26 de março de 2015

Futebol Global 2014/15: A crise vigente do modelo de jogo da AS Roma

Reflexão: No conjunto das cinco principais ligas europeias, a Serie A é frequentemente associada à monotonia e rigidez tática da maioria dos seus clubes. Outrora em abundância na liga italiana, as principais referências à escala planetária transferiram-se, ao longo dos últimos anos, para países mais rendíveis em termos económicos e desportivos. Naturalmente, essa mudança acarretou uma quebra abrupta da qualidade de jogo e, consequentemente, das assistências e receitas originadas. De resto, causas que arrastaram determinados clubes históricos para situações de falta de liquidez económica. Porém, há sempre uma exceção que confirma a regra.


A AS Roma foi fundada em pleno verão de 1927. As suas cores - o amarelo e o vermelho - reconheciam-se nas da bandeira do Capitólio. Um aspeto justificativo da grande massa adepta que desde sempre acompanhou o clube, transformando-o num dos mais conceituados do futebol transalpino. Efetivamente, dados recentes apontam a AS Roma como a quinta formação italiana mais seguida, imediatamente atrás de Juventus FC, AC Milan, FC Internazionale Milano e SSC Napoli. No entanto, o símbolo da "Cidade Eterna", a par da SS Lazio, não apresenta um palmarés tão recheado como o dos clubes supracitados. Três campeonatos, nove taças, uma taça da liga e duas supertaças perfazem um total de quinze títulos, quase todos conquistados no presente século. Mesmo assim, a AS Roma tem uma posição cada vez mais consolidada a nível europeu e mundial.

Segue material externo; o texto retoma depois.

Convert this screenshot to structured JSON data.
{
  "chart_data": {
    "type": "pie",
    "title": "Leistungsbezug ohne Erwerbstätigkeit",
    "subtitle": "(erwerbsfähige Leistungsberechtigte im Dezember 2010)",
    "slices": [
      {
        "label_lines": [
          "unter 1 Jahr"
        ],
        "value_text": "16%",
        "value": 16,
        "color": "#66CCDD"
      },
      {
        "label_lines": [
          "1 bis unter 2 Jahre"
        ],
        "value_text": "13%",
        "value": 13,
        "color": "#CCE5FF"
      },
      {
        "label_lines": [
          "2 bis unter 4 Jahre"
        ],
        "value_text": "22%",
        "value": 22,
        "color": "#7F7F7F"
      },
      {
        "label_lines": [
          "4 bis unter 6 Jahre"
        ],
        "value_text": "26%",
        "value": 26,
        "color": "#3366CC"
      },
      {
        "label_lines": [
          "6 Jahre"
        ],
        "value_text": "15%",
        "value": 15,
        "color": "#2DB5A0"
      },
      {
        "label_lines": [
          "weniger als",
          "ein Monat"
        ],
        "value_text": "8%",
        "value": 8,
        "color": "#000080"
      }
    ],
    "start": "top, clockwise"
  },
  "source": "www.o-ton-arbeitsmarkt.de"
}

Em 2011, Thomas DiBenedetto adquiriu o clube à família Sensi, no sentido de o aproximar mais vincadamente do sucesso. No entanto, o clube conseguiu apenas um sétimo e um sexto lugares, para além de inúmeras contratações e mudanças de comando técnico, nas duas primeiras épocas subsequentes à sua constituição enquanto propriedade norte-americana. A temporada 2013/14 assumia, portanto contornos praticamente decisivos para atestar a validade do projeto implementado pelo empresário ítalo-americano. Rudi Garcia, responsável pela dobradinha do Lille OSC em 2010/11, foi o homem que conduziu os romanos ao segundo lugar no campeonato, qualificando-os diretamente para a fase de grupos da UEFA Champions League. Mas o presente exercício não tem agradado aos seguidores giallorossi, que se arrasta de forma intrigante em campo.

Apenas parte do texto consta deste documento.